Jun. --- Former President Ronald Reagan dies at age 93. He is the longest lived president, while George Washington remains the longest dead one.
Jul. --- Senator John Kerry receives the Democratic nomination in his hometown Boston. Upon accepting the nomination, Kerry declares it "wicked pissah"
Aug. --- The 2004 Olympic Games open in Athens Greece. Nobody cares.
Sept. --- President Bush accepts the Republican nomination at their convention in New York. Bush is confused, wondering if he'd mistakenly gone to "Old York." Bush and Kerry meet as the two presidential candidates discuss foreign affairs, focusing on the war in Iraq, in first of three debates. Strict rules agreed to beforehand decree that neither candidate can use "I know you are, but what am I?" as a rebuttal position.
Oct. --- Martha Stewart begins her five-month prison sentence. Stewart thanks her fans for support and reminds them that all cakes sent to her in prison must contain low-fat files.

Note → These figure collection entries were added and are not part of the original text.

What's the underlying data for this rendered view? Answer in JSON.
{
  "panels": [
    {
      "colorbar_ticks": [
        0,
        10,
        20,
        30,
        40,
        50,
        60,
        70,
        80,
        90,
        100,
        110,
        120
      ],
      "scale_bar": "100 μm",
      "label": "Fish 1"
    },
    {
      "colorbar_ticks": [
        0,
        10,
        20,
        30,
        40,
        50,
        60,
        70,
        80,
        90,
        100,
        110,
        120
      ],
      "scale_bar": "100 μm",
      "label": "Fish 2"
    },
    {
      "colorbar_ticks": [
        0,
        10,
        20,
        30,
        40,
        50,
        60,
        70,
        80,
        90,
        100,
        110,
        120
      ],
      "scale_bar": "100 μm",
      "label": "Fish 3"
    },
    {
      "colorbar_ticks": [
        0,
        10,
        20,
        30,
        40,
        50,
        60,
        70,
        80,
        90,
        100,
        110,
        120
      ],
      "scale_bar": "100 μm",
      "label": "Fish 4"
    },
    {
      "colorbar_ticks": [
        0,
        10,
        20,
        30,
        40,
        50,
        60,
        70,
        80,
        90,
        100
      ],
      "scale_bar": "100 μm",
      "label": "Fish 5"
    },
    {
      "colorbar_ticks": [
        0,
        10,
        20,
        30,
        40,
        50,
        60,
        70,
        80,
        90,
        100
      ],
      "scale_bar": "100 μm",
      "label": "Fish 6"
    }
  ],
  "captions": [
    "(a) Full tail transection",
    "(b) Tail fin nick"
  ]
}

The Boston Red Sox win the World Series for the first time in 86 years. The temperature in hell drops to an all-time low.
Nov. --- President Bush is re-elected...uh...elected, over challenger John Kerry. Red states announce that they want to be blue states next time and not the color of "commies."
The $165 million Clinton Presidential Library opens in Little Rock, Arkansas. The library becomes the first presidential library to have a "kissing booth."
A Florida woman sells a 10-year old grilled cheese sandwich on eBay for $28,000 that many believe contains the image of the Virgin Mary. This is not the first biblical association with toasted food as one of the Dead Sea Scrolls quotes Jesus at the Last Supper as saying "This is my body. You want that toasted?"
The image has also appeared in the window of the Milton Hospital where leaking chemicals inside a sealed window formed a shape that many worshipers believe to be that of the Virgin Mary. Followers flock to see the window. Seizing on the marketing opportunity, Harvey Windows announces their new "John the Baptist" line of waterproof windows.
Dec. --- The Bill and Melinda Gates Foundation announces that it will donate $42.6 million to fight malaria. The money is initially to be sent online, but Gates? computer goes down thanks to an eighth grade computer geek who infects Gates? computer with a virus.
And so we wrap up the year 2004. May you all have a peaceful and prosperous 2005.